Another incredible wrinkle in Vargas’ run is the fact that unlike drivers on mega NXS teams like Richard Childress Racing, Kaulig Racing and others, Vargas — the driver — also serves as a hand on the actual team back in the shop. The California-native says he actually helped put his Daytona car together.
“I helped build this car. I helped drop the motor in it. I helped all of this stuff. All of these guys worked insanely hard and this is a testament to what they do,” Vargas exclaimed. “I am blown away. It’s so neat to see everything that has gone into this car and just knowing how much goes into this and seeing it come to fruition is so insane. And I’m just so thankful.”
While there were exuberant feelings of joy on one end of the garage, there was a somber, dark mood on the other side.
Alex Labbé, who is running a part-time schedule for DGM Racing this season, was on the wrong side of the qualifying cutline. For Labbé, this is the first-ever DNQ in his NASCAR Xfinity Series career.
“It’s rough. I have about 112 starts, this is the first time we’ve ever missed the show,” Labbé anguished. “We were trying — I am not going to say let’s put it on me, but we were trying to scale back and do a little less races and be a little more competitive.”
However, Labbé explains he plan wasn’t originally to run Daytona and that plans for this race came together very late in the game. Ultimately, Labbé feels that is what led to him packing up the car and going home.

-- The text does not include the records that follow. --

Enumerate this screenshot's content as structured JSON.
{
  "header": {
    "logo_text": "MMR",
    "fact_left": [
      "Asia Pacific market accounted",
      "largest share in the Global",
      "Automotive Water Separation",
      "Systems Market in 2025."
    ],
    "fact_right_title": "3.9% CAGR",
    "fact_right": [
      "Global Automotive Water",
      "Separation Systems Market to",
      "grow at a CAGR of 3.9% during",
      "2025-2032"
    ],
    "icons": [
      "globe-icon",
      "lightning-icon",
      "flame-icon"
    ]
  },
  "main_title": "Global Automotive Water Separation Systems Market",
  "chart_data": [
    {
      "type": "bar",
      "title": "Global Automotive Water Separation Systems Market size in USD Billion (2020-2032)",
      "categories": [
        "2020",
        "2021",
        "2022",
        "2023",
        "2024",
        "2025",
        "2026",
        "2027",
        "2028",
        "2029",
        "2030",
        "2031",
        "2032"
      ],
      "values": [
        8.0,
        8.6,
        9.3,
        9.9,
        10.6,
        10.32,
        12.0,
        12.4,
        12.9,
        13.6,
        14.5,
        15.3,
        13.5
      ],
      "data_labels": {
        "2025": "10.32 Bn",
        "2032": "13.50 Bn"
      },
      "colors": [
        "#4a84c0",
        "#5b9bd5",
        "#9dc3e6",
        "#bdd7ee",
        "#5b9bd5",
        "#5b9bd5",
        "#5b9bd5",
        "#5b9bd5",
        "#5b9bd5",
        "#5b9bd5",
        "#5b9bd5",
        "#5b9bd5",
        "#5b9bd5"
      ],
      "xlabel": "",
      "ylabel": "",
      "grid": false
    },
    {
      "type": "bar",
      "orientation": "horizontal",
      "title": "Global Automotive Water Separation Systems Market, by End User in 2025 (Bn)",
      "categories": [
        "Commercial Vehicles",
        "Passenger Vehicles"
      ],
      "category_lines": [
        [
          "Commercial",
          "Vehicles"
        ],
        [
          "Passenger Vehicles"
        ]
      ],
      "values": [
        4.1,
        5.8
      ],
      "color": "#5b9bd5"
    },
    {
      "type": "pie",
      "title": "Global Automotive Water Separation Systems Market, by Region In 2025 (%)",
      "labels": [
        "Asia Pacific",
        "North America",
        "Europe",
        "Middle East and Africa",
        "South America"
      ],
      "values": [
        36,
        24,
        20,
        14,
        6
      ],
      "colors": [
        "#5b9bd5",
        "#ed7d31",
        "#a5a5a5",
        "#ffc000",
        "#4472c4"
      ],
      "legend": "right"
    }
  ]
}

“We were not planning on coming here and we turned it around like three weeks ago, decided to build a car to come and I think that’s probably what hurt us a little bit,” Labbé explained. “It’s a brand new car, it’s the nicest looking car we have, but all of the little bugs we had to work on yesterday, I feel like we were a little off. Brake problems, engine problems. We were six hundredths out of the cutline. It’s nothing, it’s rough.”
While it’s frustrating missing the show, Labbé explains that he and the DGM Racing team certainly aren’t to blame. The team spent practice cleaning up a slew of mechanical gremlins on the No. 90 Chevrolet Camaro.
“Never fun. But that’s racing. Everyone worked their ass off yesterday,” Labbé stated with emphasis. “We rebuilt the car, we changed calipers, we changed exhaust, We changed everything trying to make it better for the show.”
So, what is the process like for a driver who is relegated to missing the field?
“Not sure yet,” Labbé answered. “First time it’s happened. I think it’s going to be a little rough seeing the cars on the track, when we should be out there. We’ll see. Try to gather our stuff up and look at some data and try to figure out where we were missing those six-hundredths. Just always trying to know what you can do better in the future, but it’s rough. It sucks.”
In addition to Labbé, there were eight other drivers and teams that failed to make the 2022 Beef. It’s What’s For Dinner. 300 at Daytona. The other DNQs included: David Starr, Stefan Parsons, Mason Massey, Natalie Decker, Gray Gaulding, Ronnie Bassett Jr., Harrison Rhodes and Tim Viens.